No it is not fair or reasonable. If I get a certain plan I should be able to utilize it to the full extent. If a company is incapable of providing the service they should not sell that service plan.
I sort of see your point, but what you're arguing is that they should just change the wording of the contracts. You're not going to get what you want anyway.
We ran into that issue with the marketing department and upper management when I work at a telco. We where starting to sell 3G USB modems, and "plan" was that we'd start to push internet via 3G, because it was 7Mbit at the time and that would be plenty fast. There would be no need to sell ADSL connections anymore.
The issue, which the people responsible for the network pointed out is that the 7Mbit was SHARED. It assumed that the user was alone on that tower. Also there's a limit on the connection to the tower it self, these are fiber now, so not a major issue, but a limiting factor at some point.

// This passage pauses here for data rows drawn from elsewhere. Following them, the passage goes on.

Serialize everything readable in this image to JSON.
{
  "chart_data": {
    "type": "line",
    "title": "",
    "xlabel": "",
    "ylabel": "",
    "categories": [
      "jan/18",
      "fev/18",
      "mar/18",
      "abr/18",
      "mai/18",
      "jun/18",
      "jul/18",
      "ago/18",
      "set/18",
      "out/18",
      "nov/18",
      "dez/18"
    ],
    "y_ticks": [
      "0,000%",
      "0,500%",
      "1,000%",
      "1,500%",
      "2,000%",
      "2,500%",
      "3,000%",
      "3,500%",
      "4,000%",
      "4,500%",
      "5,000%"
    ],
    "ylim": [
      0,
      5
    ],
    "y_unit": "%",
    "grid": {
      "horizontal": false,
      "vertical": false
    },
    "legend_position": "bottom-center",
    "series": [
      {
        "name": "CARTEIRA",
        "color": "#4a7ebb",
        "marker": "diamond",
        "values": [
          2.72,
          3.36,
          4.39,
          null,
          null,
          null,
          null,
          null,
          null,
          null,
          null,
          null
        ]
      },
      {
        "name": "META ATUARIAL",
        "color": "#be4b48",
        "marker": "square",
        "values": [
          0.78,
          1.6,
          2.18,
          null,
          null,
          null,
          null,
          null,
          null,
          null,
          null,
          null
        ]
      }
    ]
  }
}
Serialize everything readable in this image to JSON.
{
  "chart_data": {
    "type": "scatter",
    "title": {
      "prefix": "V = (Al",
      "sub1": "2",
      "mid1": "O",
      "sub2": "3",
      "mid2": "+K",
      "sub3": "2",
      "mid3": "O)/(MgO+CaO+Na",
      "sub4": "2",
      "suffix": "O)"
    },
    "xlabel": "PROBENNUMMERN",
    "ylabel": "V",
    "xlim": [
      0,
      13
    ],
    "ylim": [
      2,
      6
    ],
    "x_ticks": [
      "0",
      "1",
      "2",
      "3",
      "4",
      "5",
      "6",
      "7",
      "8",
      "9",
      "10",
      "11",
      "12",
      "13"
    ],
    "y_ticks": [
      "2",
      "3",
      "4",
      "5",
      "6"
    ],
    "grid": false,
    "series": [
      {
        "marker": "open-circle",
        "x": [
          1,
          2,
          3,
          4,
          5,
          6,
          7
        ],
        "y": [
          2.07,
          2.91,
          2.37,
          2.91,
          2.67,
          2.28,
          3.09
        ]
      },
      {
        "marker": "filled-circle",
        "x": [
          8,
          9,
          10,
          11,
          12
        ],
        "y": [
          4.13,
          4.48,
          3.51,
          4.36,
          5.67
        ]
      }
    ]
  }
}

Internet via 4G is certainly faster than 7Mbit now, but it's still a shared capacity. If you surf the net, check your emails and such, it's in burst so it's fine to share. Streaming is you using a constant amount of traffic for a sustained period of time and that's not what the cell network is designed to do.
That is fine if I don't get exactly what I want, but companies should not be allowed to blatantly lie and over promise. Do I get to violate the contract for the service I was unable to utilize? Companies need to stop over promising and under delivering and hiding behind a 20 page one sided contract.
I don't really see where the blatant lie is. ISPs never advertise dedicated speed and most have long documents describing how they manage their network.